If there is a universal truth in education, it is that students achieve more when they feel good about themselves. As educators, we must equip our families with the skills, language, and knowledge to partner with us in that effort. When parents elect to spend a small fortune on education, we should be teaching them, too. If they truly want their children to get ahead, we need to change the way we (and, in turn, they) talk about what that means.

It starts with creating schools that celebrate multiple expressions of intelligence and multiple performances of understanding. And, crucially, all of these should be given equal weight. The student who struggles mightily to write an essay on the Middle Ages might easily rearrange the entire classroom according to the feudal hierarchy of a medieval manor. Students who show advanced ability to resolve conflicts have a skill at least as valuable as students who can memorize the periodic table. An eighth grader who can run a six-minute mile possesses a talent at least as impressive as the one who will test out of algebra as a freshman. The sixth grader who grabs the lead in the middle school musical ought to be celebrated on par with the winner of the school spelling bee.

It won’t be easy.
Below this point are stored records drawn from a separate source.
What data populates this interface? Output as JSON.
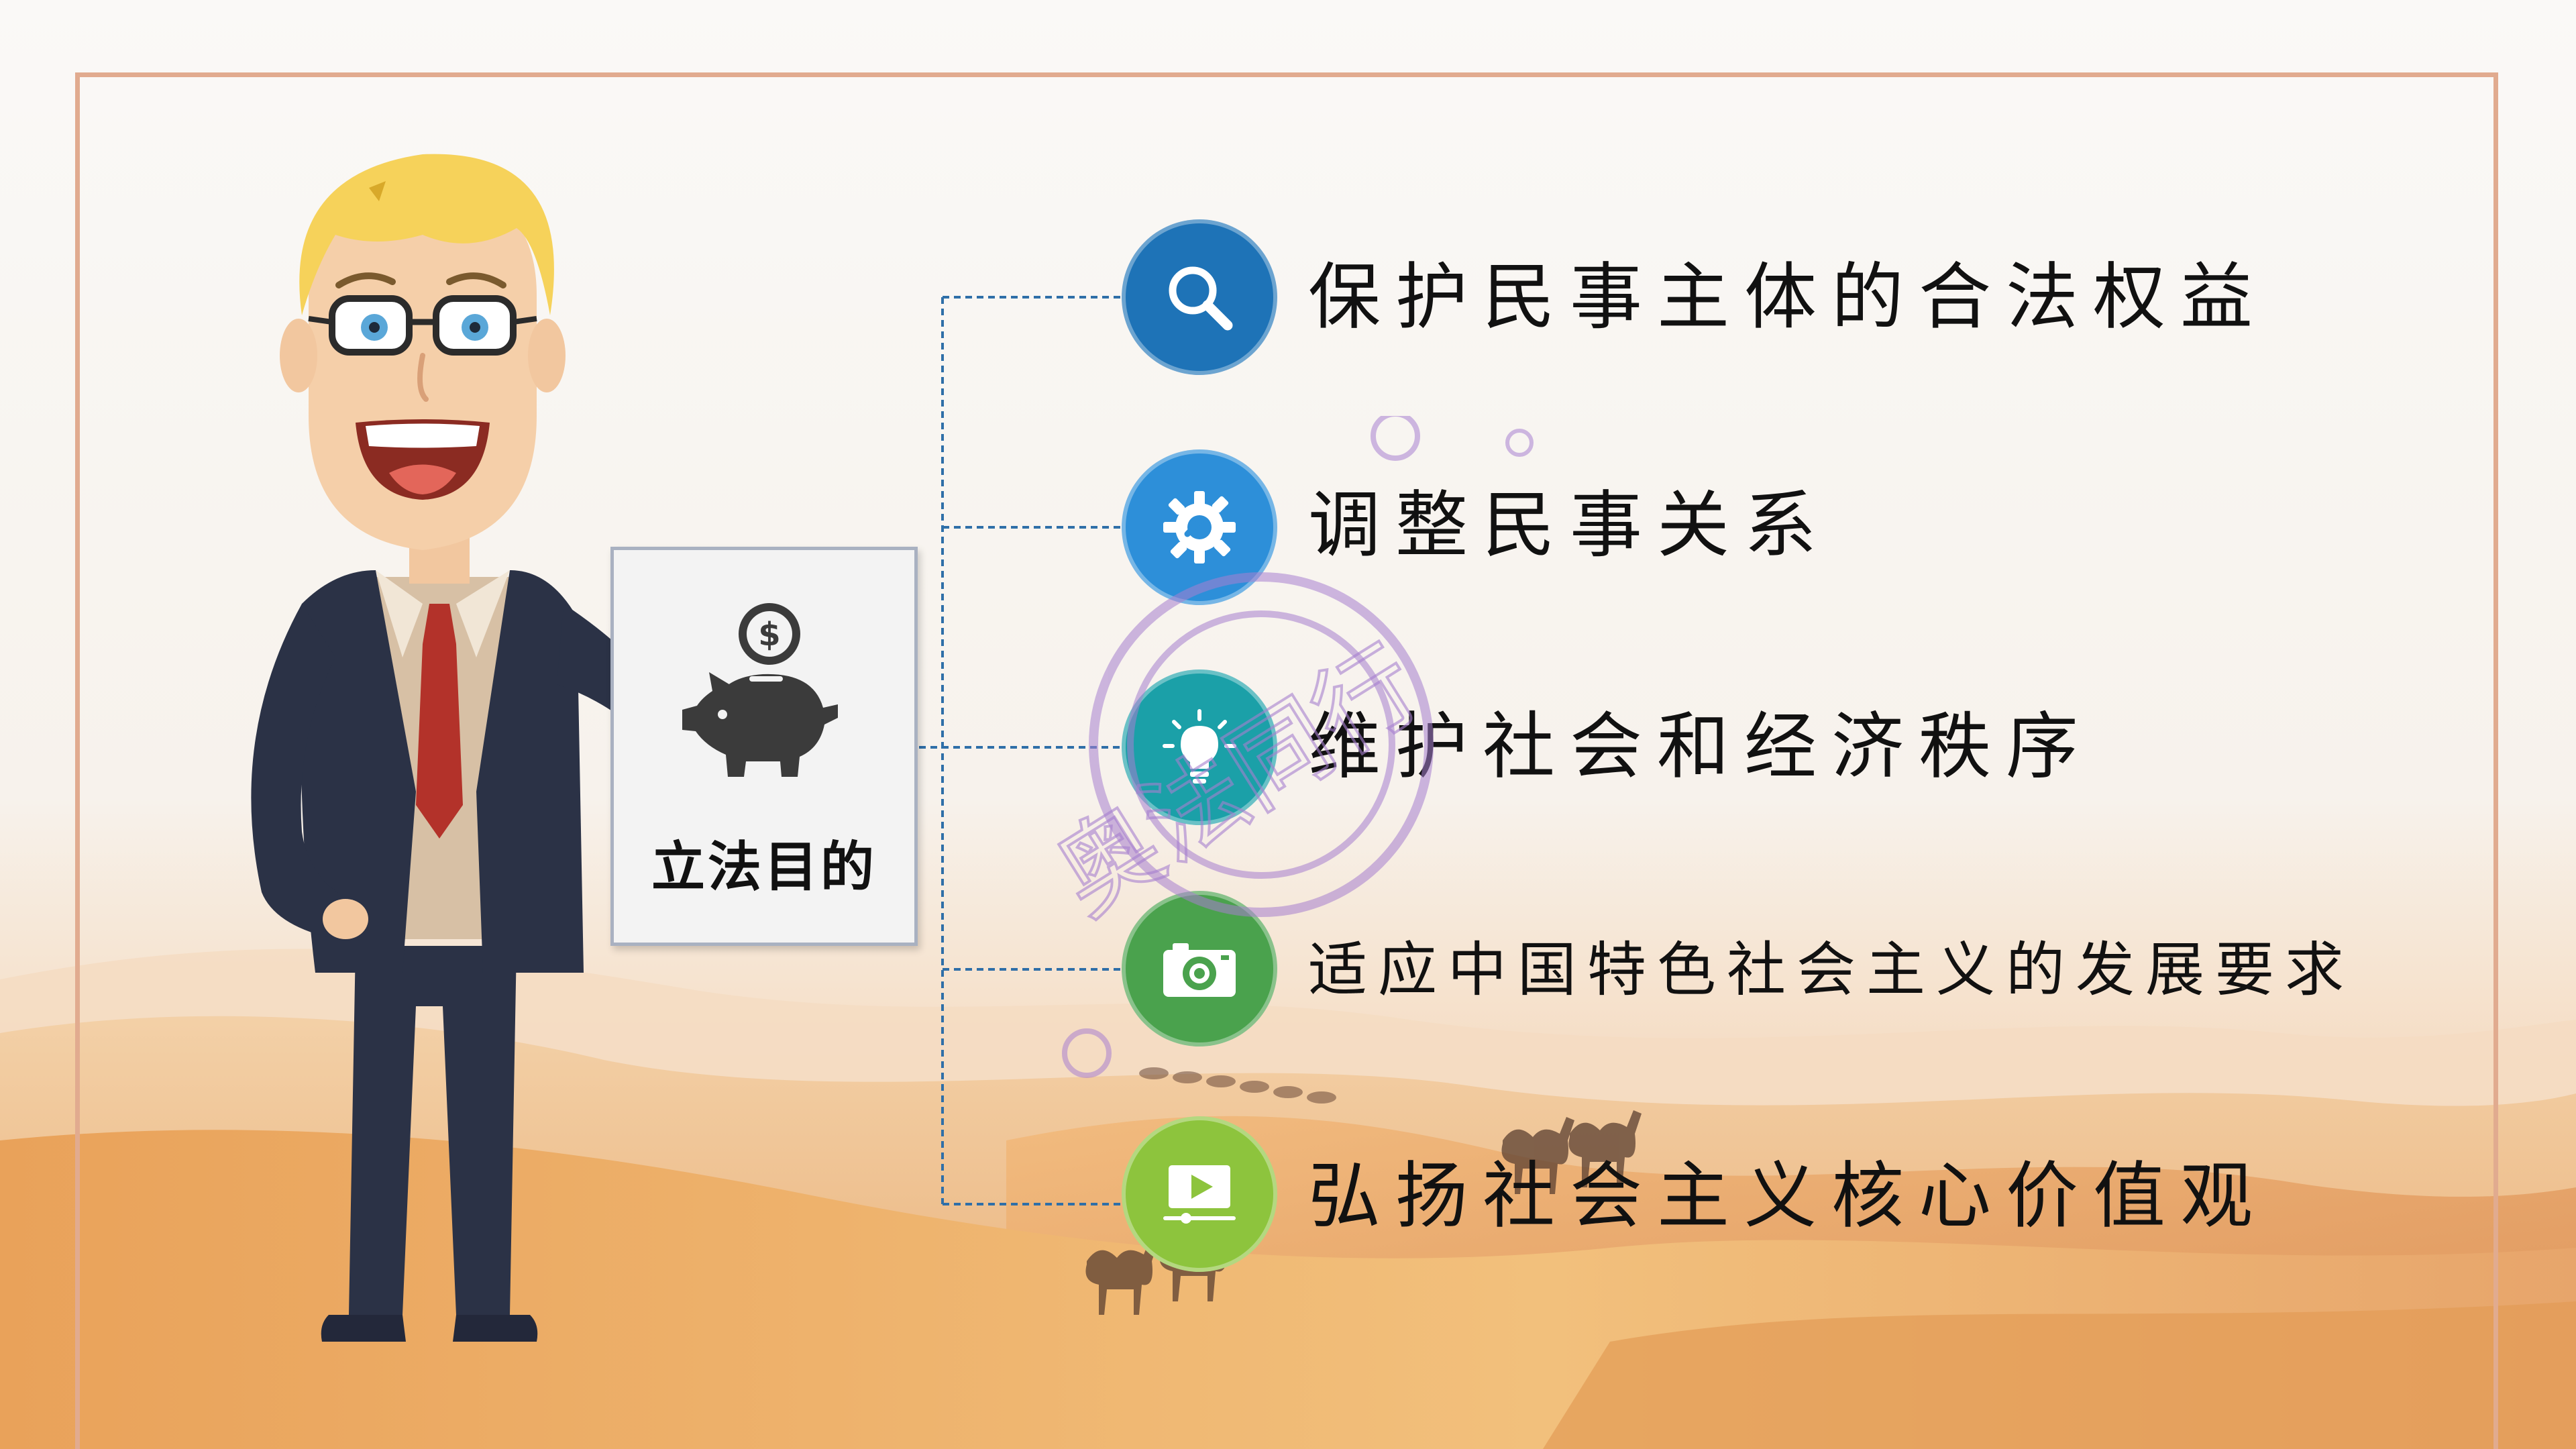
{
  "slide": {
    "center_box": {
      "title": "立法目的",
      "icon": "piggy-bank-dollar-icon"
    },
    "items": [
      {
        "label": "保护民事主体的合法权益",
        "icon": "magnifier-icon",
        "color": "#1e73b7"
      },
      {
        "label": "调整民事关系",
        "icon": "gear-wrench-icon",
        "color": "#2d8fd9"
      },
      {
        "label": "维护社会和经济秩序",
        "icon": "lightbulb-icon",
        "color": "#1ba0a8"
      },
      {
        "label": "适应中国特色社会主义的发展要求",
        "icon": "camera-icon",
        "color": "#4aa24d"
      },
      {
        "label": "弘扬社会主义核心价值观",
        "icon": "video-play-icon",
        "color": "#8dc43d"
      }
    ],
    "watermark_text": "奥法同行",
    "colors": {
      "frame": "#e1ab8f",
      "connector": "#2f6fa8",
      "desert": "#e3a15c"
    }
  }
}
It requires a restructuring of just about everything: updated and flexible assessment tools, an emphasis on processes over outcomes, robust parent education programs, and, yes, an update of our marketing materials.
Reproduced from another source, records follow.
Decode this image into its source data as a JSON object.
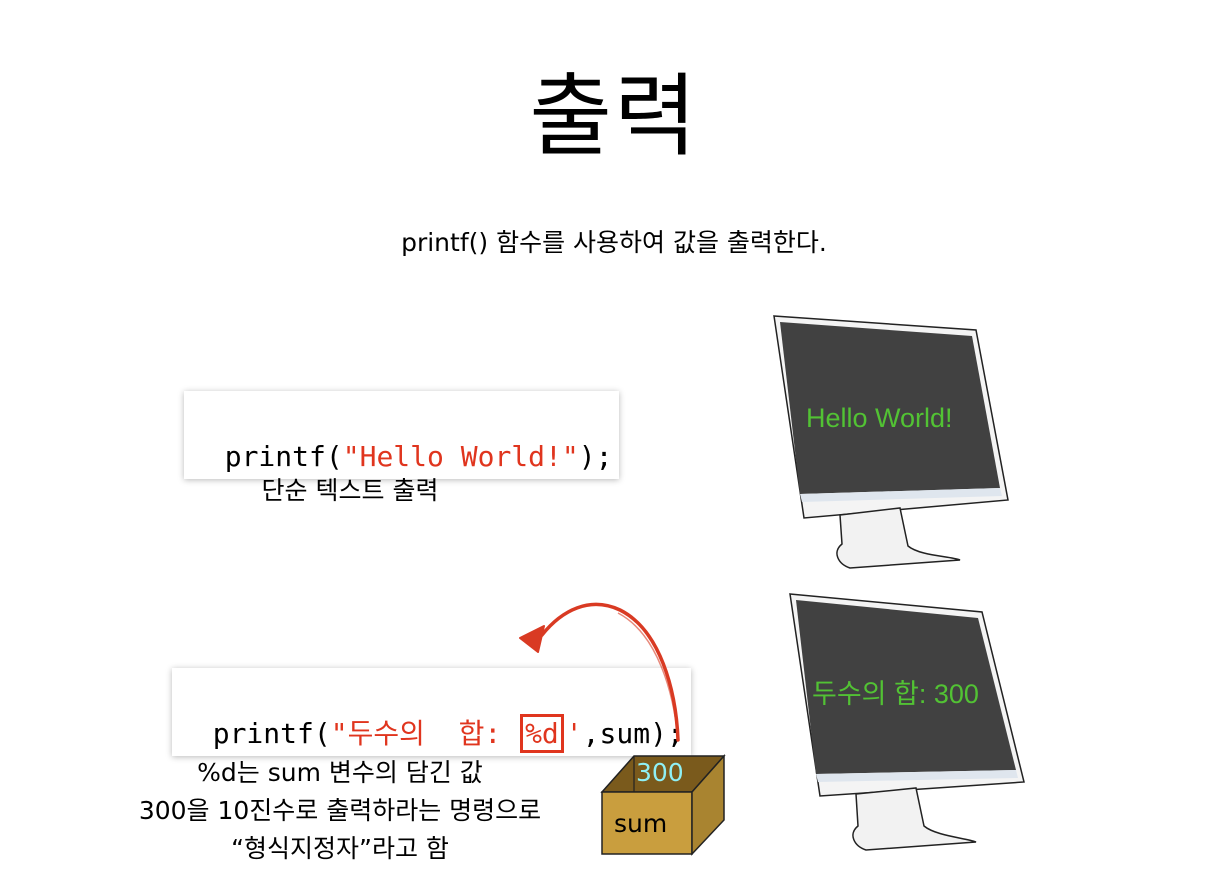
{
  "title": "출력",
  "subtitle": "printf() 함수를 사용하여 값을 출력한다.",
  "example1": {
    "code_prefix": "printf(",
    "code_string": "\"Hello World!\"",
    "code_suffix": ");",
    "caption": "단순 텍스트 출력",
    "screen_output": "Hello World!"
  },
  "example2": {
    "code_prefix": "printf(",
    "code_string_open": "\"두수의  합: ",
    "code_format": "%d",
    "code_string_close": "'",
    "code_suffix": ",sum);",
    "caption_line1": "%d는 sum 변수의 담긴 값",
    "caption_line2": "300을 10진수로 출력하라는 명령으로",
    "caption_line3": "“형식지정자”라고 함",
    "screen_output": "두수의 합: 300",
    "box_value": "300",
    "box_label": "sum"
  },
  "colors": {
    "string": "#e0351e",
    "screen_text": "#52c234",
    "screen_bg": "#414141",
    "box_fill": "#c99e3e",
    "box_value": "#8ff0f5"
  }
}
Considering my evolving opinions on what independent schools can and should be, I keep reflecting on the critique from our former interim head of school. At the time, I agreed with her. As a pragmatist, she knew that we needed to compete for enrollment in a challenging marketplace. The way to do that was to convince parents that our academic programs would put their children on some kind of fast track. In hindsight, it’s hard to say she was wrong. Changing our marketing materials took a fair bit of work, but enrollment increased. Changing the entire ethos of independent education will be harder. But it will be worth it. And I’m almost sure that our former head would agree with me. After all, before she became a head of school, she was an art teacher.
Author
Jesse Pearson

Jesse Pearson is middle school humanities teacher at Marin Horizon School in Mill Valley, California. He is also an alumnus of the school.